Users of DeFi product Meerkat Finance, a suspect Yearn Finance copy, has exit scammed, taking $31 million worth of assets with it.
Compare The Meerkat
In the DeFi markets, Meerkat Finance is known as the Yearn Finance (YFI) copy. Meerkat Finance’s token MKAT is down after a supposed exploit, leading to a loss worth $31 million, comprising just under $14 million worth of BUSD and 74,000 BNB.
MKAT, which runs on the Binance Smart Chain (BSC), saw its vault breached through an exploit that enabled a change in ownership of the DeFi platform’s smart contract address.
Following this, a Binance Coin (BNB) address named “FakePhishing17” saw 73,635.23 BNB enter it, originating from the smart contract in question. Another address received the $14 million BUSD in a series of smaller transactions.
The Meerkat team initially responded to the transactions, claiming they were the result of an external hack. However, they have since been silent, with users unable to access the MKAT application or website.
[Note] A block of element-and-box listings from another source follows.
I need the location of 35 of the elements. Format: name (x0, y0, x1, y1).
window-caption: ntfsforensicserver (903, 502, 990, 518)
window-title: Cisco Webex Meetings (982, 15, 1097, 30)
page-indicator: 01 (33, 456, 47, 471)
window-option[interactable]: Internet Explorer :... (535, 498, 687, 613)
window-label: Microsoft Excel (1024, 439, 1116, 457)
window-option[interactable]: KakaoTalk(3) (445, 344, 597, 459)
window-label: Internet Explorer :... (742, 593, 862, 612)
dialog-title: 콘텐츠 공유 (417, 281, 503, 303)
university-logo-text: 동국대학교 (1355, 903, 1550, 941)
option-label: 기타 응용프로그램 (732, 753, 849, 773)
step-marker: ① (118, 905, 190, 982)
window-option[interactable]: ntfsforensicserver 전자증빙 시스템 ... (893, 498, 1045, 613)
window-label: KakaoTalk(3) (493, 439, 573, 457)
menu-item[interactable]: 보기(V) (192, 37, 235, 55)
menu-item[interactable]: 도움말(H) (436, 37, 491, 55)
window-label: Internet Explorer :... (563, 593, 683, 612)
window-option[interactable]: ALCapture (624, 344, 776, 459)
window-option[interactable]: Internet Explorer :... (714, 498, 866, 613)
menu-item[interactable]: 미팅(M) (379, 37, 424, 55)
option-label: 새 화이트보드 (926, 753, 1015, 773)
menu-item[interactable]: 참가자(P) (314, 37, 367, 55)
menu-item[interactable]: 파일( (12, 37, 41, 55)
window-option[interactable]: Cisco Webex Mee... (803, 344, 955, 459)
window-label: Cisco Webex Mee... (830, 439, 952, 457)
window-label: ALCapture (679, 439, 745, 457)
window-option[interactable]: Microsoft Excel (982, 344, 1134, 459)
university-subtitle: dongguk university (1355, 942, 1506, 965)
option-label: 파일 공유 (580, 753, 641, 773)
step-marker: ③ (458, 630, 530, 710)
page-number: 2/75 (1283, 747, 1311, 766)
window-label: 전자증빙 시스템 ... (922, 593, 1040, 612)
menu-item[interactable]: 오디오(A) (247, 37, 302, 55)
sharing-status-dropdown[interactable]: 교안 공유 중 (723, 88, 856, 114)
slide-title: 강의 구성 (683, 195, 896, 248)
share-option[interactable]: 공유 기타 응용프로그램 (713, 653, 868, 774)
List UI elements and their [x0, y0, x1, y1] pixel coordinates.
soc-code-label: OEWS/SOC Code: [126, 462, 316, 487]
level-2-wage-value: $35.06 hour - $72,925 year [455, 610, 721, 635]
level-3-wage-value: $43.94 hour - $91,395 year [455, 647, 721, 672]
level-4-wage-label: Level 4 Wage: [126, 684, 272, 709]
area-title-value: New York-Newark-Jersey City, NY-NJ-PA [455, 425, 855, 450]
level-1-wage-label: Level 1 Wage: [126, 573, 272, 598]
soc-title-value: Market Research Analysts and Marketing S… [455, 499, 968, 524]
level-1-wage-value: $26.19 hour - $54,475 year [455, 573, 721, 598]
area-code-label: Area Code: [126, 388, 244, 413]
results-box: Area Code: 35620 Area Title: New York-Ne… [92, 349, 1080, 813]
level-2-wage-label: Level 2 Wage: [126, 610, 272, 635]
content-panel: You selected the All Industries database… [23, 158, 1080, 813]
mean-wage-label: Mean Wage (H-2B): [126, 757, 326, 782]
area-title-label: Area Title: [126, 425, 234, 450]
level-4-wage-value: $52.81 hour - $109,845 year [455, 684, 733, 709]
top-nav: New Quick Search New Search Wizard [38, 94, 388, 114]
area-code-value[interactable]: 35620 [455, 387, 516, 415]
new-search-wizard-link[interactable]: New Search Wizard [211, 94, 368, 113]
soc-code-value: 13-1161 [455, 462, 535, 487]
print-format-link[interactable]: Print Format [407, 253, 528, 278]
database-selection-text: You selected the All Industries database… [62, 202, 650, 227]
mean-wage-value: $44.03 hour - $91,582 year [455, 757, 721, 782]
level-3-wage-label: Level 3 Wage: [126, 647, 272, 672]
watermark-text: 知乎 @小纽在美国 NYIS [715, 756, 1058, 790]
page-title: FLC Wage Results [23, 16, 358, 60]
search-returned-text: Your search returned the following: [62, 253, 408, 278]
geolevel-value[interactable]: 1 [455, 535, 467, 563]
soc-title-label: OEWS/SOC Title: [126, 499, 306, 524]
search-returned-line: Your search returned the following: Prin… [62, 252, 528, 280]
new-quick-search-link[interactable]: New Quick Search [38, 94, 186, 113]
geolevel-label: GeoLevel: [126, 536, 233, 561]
Accordingly, some in the MKAT community suspect that the events are part of an internally planned exit scam often labeled a “rug-pull” in crypto-speak. BeInCrypto cannot confirm these suspicions at press time.
Hacks, Exploits and Comebacks
Indeed, the MKAT hack exploit follows a litany of exploits that plagued the DeFi space in the first two months of this year.
In February, Cream Finance (CREAM) and Alpha Finance Labs (ALPHA) suffered an exploit that saw a malicious party make use of an idle liquidity pool intended for a future upgrade of HomoraBank.
In this case, the hacker ‘locked’ $37.5 million in a debt obligation between protocols on the two platforms. However, despite being of more value than the MKAT exploit, user funds were entirely safe.
Moreover, both teams and famous DeFi developer Andre Cronje (who works on the CREAM team) responded quickly to the attack. The attack came just a few weeks after ALPHA’s Homora v2 launch, potentially explaining the idle liquidity pool’s presence.
The DeFi Experiment
Despite the hacks, nearly all successful DeFi projects – including Aave (AAVE) YFI – have come back stronger from similar events.
Indeed, the “test in prod” approach to DeFi popularized by Cronje makes the probability of such events more likely.
The argument in favor of that approach, however, is that it encourages experimentation. It also encourages adoption. If the cryptocurrency space is to revolutionize finance truly, it needs to experiment.
Thus, such events are not at all definitive of the success of these projects. More, it is the response, iteration, and future development following such exploits that will inevitably characterize the best projects in DeFi.
In order to have the revolution, the experiment must continue.